Chemnitz, l’ancienne Karl-Marx-Stadt du temps de la RDA, est la troisième ville de Saxe. Fin août, elle fêtait son 875e anniversaire. La mort d’un Allemand de 35 ans lors d’une rixe avec des migrants d’origine irakienne et syrienne met le feu aux poudres. Avant même qu’une enquête policière ait pu faire la lumière sur les circonstances du drame, les réseaux sociaux font circuler l’information selon laquelle la victime aurait voulu protéger des femmes des attaques des migrants. « L’information » réveille le traumatisme qui subsiste en Allemagne depuis la soirée de la Saint Sylvestre 2015-2016, à Cologne, quand de jeunes migrants avaient assailli des femmes.
Des supporteurs d’extrême droite du club de foot de Chemnitz réunis sous le nom de Kaotic Chemnitz appellent alors à manifester contre les « envahisseurs étrangers ». Ils sont bientôt rejoints par le mouvement Pegida, antimusulman et antieuropéen. Des représentants du parti d’extrême droite Alternative pour l’Allemagne (AfD) appellent également à manifester. Ce serait, selon eux, un « devoir citoyen de stopper la migration des tueurs porteurs de couteaux ».
Le fantôme de Weimar
Lors de la première manifestation, le samedi 25 août, la police est dépassée. À 6 000 manifestants d’extrême droite ne s’opposent alors qu’environ 1 500 contre-manifestants. À Köthen, une petite ville de l’Anhalt à mi-chemin de Leipzig et de Magdebourg, les événements se déroulent de façon semblable. La mort d’un jeune homme est mise sur le compte de migrants, les manifestations organisées par l’extrême droite se font aux cris de « Les étrangers dehors ! » Dans les jours qui suivent à Chemnitz comme à Köthen, les contre-manifestations prennent de l’ampleur et rassemblent des milliers de personnes contre la xénophobie. Un concert rassemble à lui seul le 3 septembre à Chemnitz 65 000 personnes.

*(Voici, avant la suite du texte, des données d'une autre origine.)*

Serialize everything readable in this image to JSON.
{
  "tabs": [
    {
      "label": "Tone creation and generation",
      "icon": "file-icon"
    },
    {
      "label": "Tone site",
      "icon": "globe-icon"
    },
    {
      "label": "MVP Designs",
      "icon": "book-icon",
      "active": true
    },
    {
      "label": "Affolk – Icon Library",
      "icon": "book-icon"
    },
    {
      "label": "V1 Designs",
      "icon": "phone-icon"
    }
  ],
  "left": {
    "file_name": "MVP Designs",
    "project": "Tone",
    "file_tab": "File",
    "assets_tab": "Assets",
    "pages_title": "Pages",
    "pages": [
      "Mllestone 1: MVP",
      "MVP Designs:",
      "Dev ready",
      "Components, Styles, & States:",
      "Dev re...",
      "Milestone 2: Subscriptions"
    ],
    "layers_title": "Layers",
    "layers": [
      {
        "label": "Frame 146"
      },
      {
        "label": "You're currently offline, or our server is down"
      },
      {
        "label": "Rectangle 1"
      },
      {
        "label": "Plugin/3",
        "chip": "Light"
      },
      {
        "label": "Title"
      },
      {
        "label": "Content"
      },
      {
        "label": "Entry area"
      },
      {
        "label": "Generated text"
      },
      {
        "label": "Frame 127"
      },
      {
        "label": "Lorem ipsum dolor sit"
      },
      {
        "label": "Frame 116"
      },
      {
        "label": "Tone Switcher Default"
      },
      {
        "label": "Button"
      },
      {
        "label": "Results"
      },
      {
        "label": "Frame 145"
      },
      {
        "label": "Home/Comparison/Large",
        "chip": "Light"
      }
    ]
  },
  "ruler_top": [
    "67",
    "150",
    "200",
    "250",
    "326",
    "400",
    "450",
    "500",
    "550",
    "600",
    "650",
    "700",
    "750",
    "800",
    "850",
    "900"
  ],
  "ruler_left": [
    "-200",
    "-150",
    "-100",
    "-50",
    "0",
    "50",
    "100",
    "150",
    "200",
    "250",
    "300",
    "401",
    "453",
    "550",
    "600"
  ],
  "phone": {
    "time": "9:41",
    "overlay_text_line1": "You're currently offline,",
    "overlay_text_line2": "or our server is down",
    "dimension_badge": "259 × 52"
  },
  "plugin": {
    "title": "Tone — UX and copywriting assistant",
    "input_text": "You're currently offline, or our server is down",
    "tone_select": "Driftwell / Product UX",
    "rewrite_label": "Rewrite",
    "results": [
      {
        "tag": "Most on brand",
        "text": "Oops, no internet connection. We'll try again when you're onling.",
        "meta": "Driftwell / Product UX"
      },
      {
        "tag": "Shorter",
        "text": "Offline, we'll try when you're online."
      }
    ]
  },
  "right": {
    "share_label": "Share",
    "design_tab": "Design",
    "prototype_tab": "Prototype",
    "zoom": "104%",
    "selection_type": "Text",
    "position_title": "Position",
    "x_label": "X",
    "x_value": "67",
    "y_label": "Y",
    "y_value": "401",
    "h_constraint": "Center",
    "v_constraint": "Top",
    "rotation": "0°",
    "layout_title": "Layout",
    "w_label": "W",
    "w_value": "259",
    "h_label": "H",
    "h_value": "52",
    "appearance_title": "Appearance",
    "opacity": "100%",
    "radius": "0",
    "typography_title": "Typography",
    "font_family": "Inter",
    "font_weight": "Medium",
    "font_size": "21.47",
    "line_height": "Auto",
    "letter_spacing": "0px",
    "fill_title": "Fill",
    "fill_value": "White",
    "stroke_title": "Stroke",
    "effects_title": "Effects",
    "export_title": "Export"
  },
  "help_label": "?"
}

Mais ce clivage rappelle aussi en Allemagne la fin de la République de Weimar qui a vu s’affronter les extrêmes de droite et de gauche dans des batailles de rue sanglantes. Il n’est pas jusqu’au directeur de l’Institut d’histoire contemporaine de Munich, Andreas Wirsching, qui juge cette évolution « inquiétante ».
Face à la radicalisation de l’extrême droite néonazie
On n’en est pas là, mais le réveil de l’extrême droite en Saxe et Saxe-Anhalt confronte l’Allemagne à un phénomène minimisé depuis des années, en particulier dans les Länder d’Allemagne de l’Est, celui de la radicalisation de l’extrême droite néonazie et sa disposition à recourir délibérément à la violence.
Cela commence avec la déclaration du premier ministre-président de Saxe après l’unification, Kurt Biedenkopf (CDU), qui, dans un entretien accordé au journal Die Leipziger Volkszeitung, déclare en 2015, sans doute dans le souci de ne pas stigmatiser les Allemands de l’Est, que ceux-ci sont « immunisés contre l’extrémisme de droite ». En 2017, ce même Kurt Biedenkopf estime que le succès de l’AfD en Saxe n’a rien à voir avec les néonazis mais avec l’insatisfaction d’une partie de la population et que ce sont ceux qui affirment que la démocratie ne fonctionne pas en Saxe qui la menacent.
Son actuel successeur à la tête du gouvernement du Land de Saxe, Michael Kretschmer, banalise lui aussi les événements de Chemnitz quand il contredit la chancelière qui les interprète, quant à elle, et les condamne comme des manifestations de haine xénophobe et de chasse aux étrangers.
Les frustrations de l’Est
L’extrémisme de droite n’est pas un phénomène limité à la seule Allemagne de l’Est. L’Allemagne de l’Ouest est pourtant mieux immunisée, même si elle a connu, elle aussi, des accès de fièvre comme à Mölln (1992) et Solingen (1993), récemment encore à Dortmund et a été le théâtre de meurtres racistes perpétrés par le groupe néonazi clandestin NSU (Nationalsozialistischer Untergrund) dont les principaux protagonistes sont morts et dont la survivante du groupe, Beate Zschäpe – originaire de Thuringe – vient d’être condamnée à la perpétuité.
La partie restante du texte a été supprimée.